Gérard Munier est directeur général chez Le Paysan Urbain. Cette association, qui développe des projets d’agriculture urbaine autour de la production de micro-pousses, réalise la moitié de son chiffre d’affaires grâce à sa production agricole. L’autre moitié est issue du mécénat et de subventions. Si l’association a pour objectif de tendre vers un modèle économique autonome, Gérard Munier insiste sur l’importance du rôle social de l’agriculture urbaine : « Le fonctionnement de notre association est axé autour de trois piliers. Nous associons une activité d’agriculture urbaine, basée sur la production de micro-pousses, cultivées en agroécologie, à une seconde activité de réinsertion : nous ramenons dans le monde du travail de personnes qui en étaient éloignées. La particularité de notre modèle, c’est d’accueillir des personnes qui sont en perte de confiance et d’estime de soi. Cela marche très bien, notamment grâce au fait de cultiver des micro-pousses : leur croissance dure un peu plus d’un mois, donc on peut voir le résultat de son travail rapidement. Cela permet à ces personnes de mener des projets à bien sur le court-terme, c’est important pour reprendre confiance en leurs capacités. La dernière dimension de notre projet consiste à travailler en cohérence avec le territoire sur lequel nous sommes implantés : nous y développons des activités de mixité sociale, de reconnexion à la nature, de la transition des villes également, du compostage… ».
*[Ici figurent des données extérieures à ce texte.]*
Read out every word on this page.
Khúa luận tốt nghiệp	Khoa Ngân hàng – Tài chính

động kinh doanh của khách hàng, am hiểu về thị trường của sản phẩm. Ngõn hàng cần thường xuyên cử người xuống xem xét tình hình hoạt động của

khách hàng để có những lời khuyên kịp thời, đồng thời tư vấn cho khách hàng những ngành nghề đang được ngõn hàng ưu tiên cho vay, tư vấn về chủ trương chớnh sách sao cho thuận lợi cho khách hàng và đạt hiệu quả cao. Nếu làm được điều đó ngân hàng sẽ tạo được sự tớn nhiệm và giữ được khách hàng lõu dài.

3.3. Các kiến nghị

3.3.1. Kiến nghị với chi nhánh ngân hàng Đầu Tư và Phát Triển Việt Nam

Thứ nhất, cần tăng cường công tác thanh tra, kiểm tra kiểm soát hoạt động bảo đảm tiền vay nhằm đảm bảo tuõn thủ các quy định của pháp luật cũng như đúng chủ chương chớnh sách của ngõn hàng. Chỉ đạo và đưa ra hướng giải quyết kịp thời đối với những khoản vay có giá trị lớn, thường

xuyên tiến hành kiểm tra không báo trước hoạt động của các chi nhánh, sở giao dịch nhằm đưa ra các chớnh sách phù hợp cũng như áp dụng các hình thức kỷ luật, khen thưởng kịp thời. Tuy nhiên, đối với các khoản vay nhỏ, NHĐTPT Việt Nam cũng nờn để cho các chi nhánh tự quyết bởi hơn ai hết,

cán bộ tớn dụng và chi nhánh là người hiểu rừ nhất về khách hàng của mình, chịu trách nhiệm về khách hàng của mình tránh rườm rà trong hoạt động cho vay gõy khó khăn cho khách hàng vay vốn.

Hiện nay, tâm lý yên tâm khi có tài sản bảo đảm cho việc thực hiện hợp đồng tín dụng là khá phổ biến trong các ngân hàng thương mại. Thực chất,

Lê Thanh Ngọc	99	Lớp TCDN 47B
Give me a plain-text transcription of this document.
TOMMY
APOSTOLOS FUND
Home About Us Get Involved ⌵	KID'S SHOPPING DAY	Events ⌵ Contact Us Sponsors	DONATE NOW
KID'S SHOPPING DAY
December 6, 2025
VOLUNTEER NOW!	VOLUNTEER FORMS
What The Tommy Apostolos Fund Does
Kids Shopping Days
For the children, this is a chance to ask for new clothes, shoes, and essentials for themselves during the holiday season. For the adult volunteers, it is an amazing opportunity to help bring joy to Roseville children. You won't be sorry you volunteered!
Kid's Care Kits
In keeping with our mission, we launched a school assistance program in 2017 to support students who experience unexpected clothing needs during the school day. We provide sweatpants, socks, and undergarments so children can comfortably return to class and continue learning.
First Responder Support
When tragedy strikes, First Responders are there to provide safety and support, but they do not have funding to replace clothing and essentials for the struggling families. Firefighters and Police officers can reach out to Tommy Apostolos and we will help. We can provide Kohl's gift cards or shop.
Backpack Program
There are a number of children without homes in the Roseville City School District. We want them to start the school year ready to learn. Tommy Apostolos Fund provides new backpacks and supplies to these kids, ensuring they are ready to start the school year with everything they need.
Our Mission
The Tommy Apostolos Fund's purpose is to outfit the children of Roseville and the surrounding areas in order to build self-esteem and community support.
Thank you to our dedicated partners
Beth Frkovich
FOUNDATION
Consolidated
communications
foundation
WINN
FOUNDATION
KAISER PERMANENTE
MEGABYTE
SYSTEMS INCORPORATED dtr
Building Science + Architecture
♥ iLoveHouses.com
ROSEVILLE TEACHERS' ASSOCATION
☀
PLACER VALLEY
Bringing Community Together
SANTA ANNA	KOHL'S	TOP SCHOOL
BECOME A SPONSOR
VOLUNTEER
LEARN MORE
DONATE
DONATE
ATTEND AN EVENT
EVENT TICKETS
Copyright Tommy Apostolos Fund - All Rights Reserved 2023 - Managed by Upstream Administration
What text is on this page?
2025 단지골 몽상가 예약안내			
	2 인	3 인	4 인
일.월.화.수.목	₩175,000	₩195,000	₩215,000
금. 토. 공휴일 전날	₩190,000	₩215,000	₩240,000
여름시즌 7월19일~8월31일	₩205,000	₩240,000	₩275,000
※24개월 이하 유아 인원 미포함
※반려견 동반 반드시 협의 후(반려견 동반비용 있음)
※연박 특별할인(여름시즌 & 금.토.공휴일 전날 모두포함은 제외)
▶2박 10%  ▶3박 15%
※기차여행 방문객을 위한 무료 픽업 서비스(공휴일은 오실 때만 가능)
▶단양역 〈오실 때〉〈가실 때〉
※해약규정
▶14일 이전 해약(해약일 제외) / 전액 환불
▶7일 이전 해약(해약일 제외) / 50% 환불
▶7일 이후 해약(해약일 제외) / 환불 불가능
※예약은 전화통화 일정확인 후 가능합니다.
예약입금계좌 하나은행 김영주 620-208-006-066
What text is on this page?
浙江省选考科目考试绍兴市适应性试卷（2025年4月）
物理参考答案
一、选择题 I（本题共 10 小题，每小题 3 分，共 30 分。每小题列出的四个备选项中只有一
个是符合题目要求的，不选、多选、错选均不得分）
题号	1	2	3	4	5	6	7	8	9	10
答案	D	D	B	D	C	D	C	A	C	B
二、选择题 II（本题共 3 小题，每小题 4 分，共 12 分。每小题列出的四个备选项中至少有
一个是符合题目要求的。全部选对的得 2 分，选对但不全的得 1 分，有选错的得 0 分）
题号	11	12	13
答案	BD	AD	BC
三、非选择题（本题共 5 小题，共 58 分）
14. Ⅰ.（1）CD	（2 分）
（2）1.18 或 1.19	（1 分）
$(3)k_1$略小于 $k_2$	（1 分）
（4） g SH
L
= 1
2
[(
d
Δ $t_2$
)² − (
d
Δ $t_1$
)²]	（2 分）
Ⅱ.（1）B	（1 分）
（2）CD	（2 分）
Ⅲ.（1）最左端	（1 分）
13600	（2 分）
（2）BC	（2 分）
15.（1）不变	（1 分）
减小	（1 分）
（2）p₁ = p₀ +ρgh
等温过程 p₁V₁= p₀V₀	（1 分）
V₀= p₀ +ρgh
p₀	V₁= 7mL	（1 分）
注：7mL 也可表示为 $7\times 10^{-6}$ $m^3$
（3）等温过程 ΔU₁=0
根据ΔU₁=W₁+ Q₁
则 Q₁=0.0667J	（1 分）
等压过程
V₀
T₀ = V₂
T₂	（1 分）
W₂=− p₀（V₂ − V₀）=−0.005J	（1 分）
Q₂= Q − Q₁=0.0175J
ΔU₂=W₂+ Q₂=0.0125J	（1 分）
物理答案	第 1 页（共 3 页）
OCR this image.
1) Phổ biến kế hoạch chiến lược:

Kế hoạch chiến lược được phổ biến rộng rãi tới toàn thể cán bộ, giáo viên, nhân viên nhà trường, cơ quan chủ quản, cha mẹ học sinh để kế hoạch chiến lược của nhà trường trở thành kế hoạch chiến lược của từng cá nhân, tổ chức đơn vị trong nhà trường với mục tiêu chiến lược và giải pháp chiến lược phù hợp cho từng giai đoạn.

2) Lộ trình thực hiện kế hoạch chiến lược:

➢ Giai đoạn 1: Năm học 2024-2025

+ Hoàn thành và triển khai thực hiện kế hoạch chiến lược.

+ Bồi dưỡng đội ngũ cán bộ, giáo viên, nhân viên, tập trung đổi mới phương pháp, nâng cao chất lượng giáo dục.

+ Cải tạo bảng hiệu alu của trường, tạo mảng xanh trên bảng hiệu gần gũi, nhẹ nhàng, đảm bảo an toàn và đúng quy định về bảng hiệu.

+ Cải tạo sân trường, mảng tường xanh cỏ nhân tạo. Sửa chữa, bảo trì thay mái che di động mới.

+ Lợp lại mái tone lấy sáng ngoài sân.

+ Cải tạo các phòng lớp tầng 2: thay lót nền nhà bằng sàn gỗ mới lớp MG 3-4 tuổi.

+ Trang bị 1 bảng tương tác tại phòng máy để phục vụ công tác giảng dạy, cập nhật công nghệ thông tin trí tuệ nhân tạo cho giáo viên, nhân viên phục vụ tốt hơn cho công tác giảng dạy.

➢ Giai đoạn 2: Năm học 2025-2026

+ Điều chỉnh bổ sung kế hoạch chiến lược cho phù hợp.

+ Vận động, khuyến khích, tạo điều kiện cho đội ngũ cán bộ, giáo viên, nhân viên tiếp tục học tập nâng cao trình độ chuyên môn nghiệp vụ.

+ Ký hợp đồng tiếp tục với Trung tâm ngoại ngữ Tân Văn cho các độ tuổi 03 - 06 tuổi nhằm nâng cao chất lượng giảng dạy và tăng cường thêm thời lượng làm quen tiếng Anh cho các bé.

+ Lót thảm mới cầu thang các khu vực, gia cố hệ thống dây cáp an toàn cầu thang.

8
Cette dimension sociale de l’agriculture urbaine, si elle ne s’oppose pas au développement de modèles économiques viables, oblige les associations à innover pour trouver des débouchés diversifiés, comme l’explique Gérard Munier : « Les modèles économiques ne sont pas viables s’ils ne sont basés que sur de la production agricole primaire. Il est indispensable de trouver des revenus complémentaires : certains vont aller vers la transformation, pour monter dans la chaîne de valeur de leur produit. D’autres vont aller vers de la formation, des prestations, de la conception et installation de jardins dans les entreprises, de la pédagogie, de la sensibilisation dans le monde scolaire. C’est le panachage de ces activités qui permet de créer un modèle économique durable. »

On le voit, les entreprises et les associations du secteur de l’agriculture urbaine doivent diversifier leurs activités pour développer des modèles économiques pérennes. Pour les entreprises, cela s’avère indispensable car une production agricole urbaine seule est difficilement rentable, à l’heure actuelle.

Pour les associations, il s’agit de développer des modèles de production efficaces, et qui permettent de créer conjointement des projets d’insertion, créateurs d’emplois et de lien social, positifs pour l’intérêt général. Et pour la transition en cours des villes.